The army is the crux of the matter. The MB demonstrators were chanting ‘the army and the people are one hand’: that is they were appealing to the army to intervene and save the government. In Tahrir many cheered the army helicopters as they repeatedly passed overhead trailing the Egyptian flag: that is they hope the army will assist them in removing Morsi.
This is a dangerous strategy. The army’s ultimatum to the political forces to sort out the ‘chaos’ or it will intervene within the next two days may result in a coup, although this is not the SCAF’s aim at the moment. For now SCAF wants to engineer a return of the remnants of the old Mubarak political class without Mubarak.
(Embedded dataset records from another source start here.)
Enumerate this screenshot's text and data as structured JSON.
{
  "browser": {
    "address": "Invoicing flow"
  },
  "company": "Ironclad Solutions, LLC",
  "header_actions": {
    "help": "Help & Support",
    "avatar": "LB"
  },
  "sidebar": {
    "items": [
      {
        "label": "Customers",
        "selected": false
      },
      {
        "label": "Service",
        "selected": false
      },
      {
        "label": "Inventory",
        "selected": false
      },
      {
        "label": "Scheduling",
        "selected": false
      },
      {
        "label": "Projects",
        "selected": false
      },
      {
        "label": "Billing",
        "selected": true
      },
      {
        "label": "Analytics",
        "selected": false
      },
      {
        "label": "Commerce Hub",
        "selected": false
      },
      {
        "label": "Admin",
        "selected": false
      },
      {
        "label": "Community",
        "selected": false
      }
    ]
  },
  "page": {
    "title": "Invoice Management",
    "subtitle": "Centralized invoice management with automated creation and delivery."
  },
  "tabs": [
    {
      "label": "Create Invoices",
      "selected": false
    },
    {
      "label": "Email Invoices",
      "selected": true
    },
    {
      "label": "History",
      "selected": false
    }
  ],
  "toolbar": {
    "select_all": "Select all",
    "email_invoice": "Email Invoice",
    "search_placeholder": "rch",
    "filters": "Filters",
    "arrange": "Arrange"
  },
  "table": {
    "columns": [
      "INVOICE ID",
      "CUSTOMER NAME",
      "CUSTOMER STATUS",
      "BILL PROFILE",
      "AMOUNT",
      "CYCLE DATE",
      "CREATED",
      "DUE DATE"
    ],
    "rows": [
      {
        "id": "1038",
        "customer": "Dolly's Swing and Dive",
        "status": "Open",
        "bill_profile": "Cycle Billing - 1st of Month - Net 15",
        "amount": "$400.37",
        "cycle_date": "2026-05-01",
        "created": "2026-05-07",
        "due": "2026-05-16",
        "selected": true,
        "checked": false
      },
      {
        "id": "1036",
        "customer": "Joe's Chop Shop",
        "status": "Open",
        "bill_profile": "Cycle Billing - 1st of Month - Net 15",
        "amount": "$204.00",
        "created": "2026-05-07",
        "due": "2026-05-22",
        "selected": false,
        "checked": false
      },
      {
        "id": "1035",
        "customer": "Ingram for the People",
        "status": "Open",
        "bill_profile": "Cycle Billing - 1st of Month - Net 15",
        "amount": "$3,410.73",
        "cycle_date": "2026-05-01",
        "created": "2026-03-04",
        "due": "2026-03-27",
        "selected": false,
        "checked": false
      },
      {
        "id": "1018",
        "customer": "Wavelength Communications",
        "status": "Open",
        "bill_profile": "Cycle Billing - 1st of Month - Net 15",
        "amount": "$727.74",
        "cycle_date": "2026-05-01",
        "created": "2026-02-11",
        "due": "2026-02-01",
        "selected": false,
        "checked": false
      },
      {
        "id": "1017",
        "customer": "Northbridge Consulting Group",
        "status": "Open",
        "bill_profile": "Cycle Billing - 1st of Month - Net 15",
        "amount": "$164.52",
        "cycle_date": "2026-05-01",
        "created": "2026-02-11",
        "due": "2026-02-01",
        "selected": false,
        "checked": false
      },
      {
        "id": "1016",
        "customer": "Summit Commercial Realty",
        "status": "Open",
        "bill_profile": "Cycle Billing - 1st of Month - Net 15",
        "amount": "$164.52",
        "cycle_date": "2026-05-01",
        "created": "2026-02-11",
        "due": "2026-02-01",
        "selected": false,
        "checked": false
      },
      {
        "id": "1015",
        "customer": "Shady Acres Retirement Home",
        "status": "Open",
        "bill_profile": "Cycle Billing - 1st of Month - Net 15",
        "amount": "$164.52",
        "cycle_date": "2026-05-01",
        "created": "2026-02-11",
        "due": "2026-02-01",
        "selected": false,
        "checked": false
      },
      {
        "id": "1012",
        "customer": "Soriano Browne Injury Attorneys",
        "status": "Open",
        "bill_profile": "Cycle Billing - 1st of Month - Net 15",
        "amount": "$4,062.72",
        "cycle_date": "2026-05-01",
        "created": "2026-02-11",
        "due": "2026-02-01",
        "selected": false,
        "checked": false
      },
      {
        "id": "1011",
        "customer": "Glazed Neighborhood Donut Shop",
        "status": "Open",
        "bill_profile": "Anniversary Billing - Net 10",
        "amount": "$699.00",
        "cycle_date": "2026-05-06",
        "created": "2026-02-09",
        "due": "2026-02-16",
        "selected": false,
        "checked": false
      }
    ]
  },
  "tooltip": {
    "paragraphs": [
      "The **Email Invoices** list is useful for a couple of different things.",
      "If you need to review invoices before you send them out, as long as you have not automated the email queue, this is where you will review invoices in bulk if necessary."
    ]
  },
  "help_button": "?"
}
And there are elements of that class~former Mubarak appointees Amr Moussa and El Baradei~who have stood with the opposition and would be only too happy to play that role.
The mistake of some radical elements of the opposition, including Hamdeen Sabahy, was to ally with these elements in the National Salvation Front on the mistaken belief that everyone in the opposition must stand together against the MB government.
This was a mistake because these different elements were in conflict with Morsi for diametrically opposed reasons. The radicals want a deeper, more through-going revolution that at least accomplished the demands of the 18 days. Amr Moussa wants to return to as near the old order as possible, as soon as possible. No wonder the army thinks it sees a chance of getting even more of its own way than it was getting with Morsi.
But Amr Moussa does not represent the revolution. Neither do the army. The trouble is that the revolution desperately needs to develop a political representation that is an adequate expression of the interests of those doing the fighting in the streets.
In a revolution power falls in to the street, but unless the revolution has an adequate organisation that can pick it up it may fall into the hands of political figures and social forces whose aims fall far short of, or directly contradict, those of the mass of the people who made the revolution.
There is now a gaping hole in the heart of the Egyptian revolution: its lack of any institutional embodiment of revolutionary power. It is almost unique for a revolution of such depth, and which has now lasted over two years, not to develop such intuitions.
The English Revolution had the Long Parliament and then the New Model Army, the French Revolution had the National Assembly, the Russian Revolution had Workers Councils. In these institutions different forces within the revolution organised the whole revolution and contended for the leadership of the struggle.
Economic struggle, even a general strike, can assist in producing such intuitions but they are not in themselves a replacement for them. Economic struggle alone can end up simply flowing into channels created by hostile political forces, just as the demonstrations may lead to political forces whose aims run contrary to the revolution seizing power on their back.
What are needed now are institutions that can provide an alternative to the whole political class, an alternative basis of popular power.
There is, in effect, dual power in Egypt. On the one hand the various elements of the political class that either are the government (the MB) or would like to be the government (sections of the NSF). On the other hand the power of the mass demonstrations that repeatedly intervene to ‘correct’ the course of the revolution.
But street demonstration and strikes are a blunt political instrument. There needs to be a politically representative institution that can compete with the old political class and its junior would-be partners on equal terms and, ultimately, replace them. Without that SCAF will choose the government it least dislikes, and if that does not work, move toward a coup.
The army and the people are not one hand. Rather SCAF are playing a counter-revolutionary hand. And they may become a fist waiting to smash the revolution.